Dr. Lanzkron discusses how critical it is to speak to every patient as an individual and to listen to their current needs, fears, concerns, and joys. They would not seek help if they did not need it, and their voice needs to be heard.

She explains that there are structural factors which have impeded care for some patients. Patients aren’t heard or listened to, and the “standard” of care is applied to all people without examining the individual.

Dr. Lebensburger led the conversation on trust. He explains that trust is the first step. Without it, patients may be fearful of bias, wary to come in for care, and fearful of their provider.

Trust is the necessary precursor for improving patient care.

2) Disease-Modifying Therapies

Many people think of care for sickle cell disease as treating flareups or “events.” What patients truly need are disease-modifying therapies which will improve their lives long-term.

Not only do patients need these therapies, but the sooner they receive them during their care journey the better.

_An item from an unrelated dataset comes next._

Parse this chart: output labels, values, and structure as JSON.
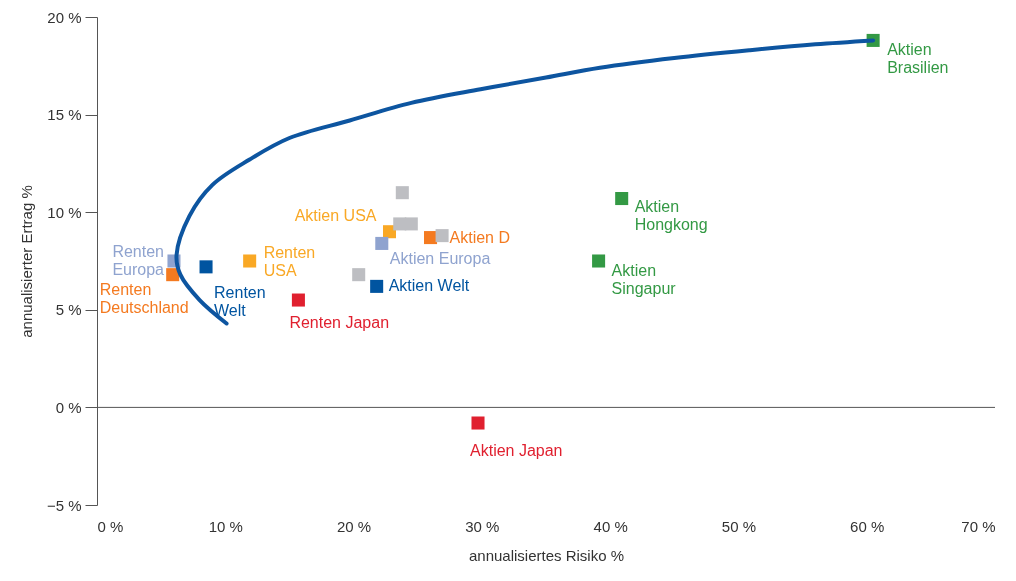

3) Improving Quality of Life

Additionally, an emphasis needs to be placed on quality of life. It’s not just about treating the disease, it’s about assessing how the patient feels.

Part of this is asking questions regarding how the disease is impacting their school, work, relationships, and more.

Sickle cell disease can affect every aspect of life.

4) Considering Age

Dr. Strouse clarifies that the age of the patient must also be considered as a factor. This is important because although some symptoms don’t show up during childhood, it doesn’t mean the complication isn’t there.

For example, microalbuminuria occurs in about a third of all children. However, many of these individuals don’t have renal insufficiency at that age. That said, even if they don’t have renal insufficiency, they often have hyperfiltration, or lower creatine levels than they should.

Sadly, as these patients get older, chronic renal disease develops. Then sickle cell disease also begins to progress in other ways, for instance through worsening anemia.

As a result of this, children need to be treated. If they do not receive care when they are young for all facets of the disease presentation, even those which aren’t visible, they will have much worse outcomes as adults.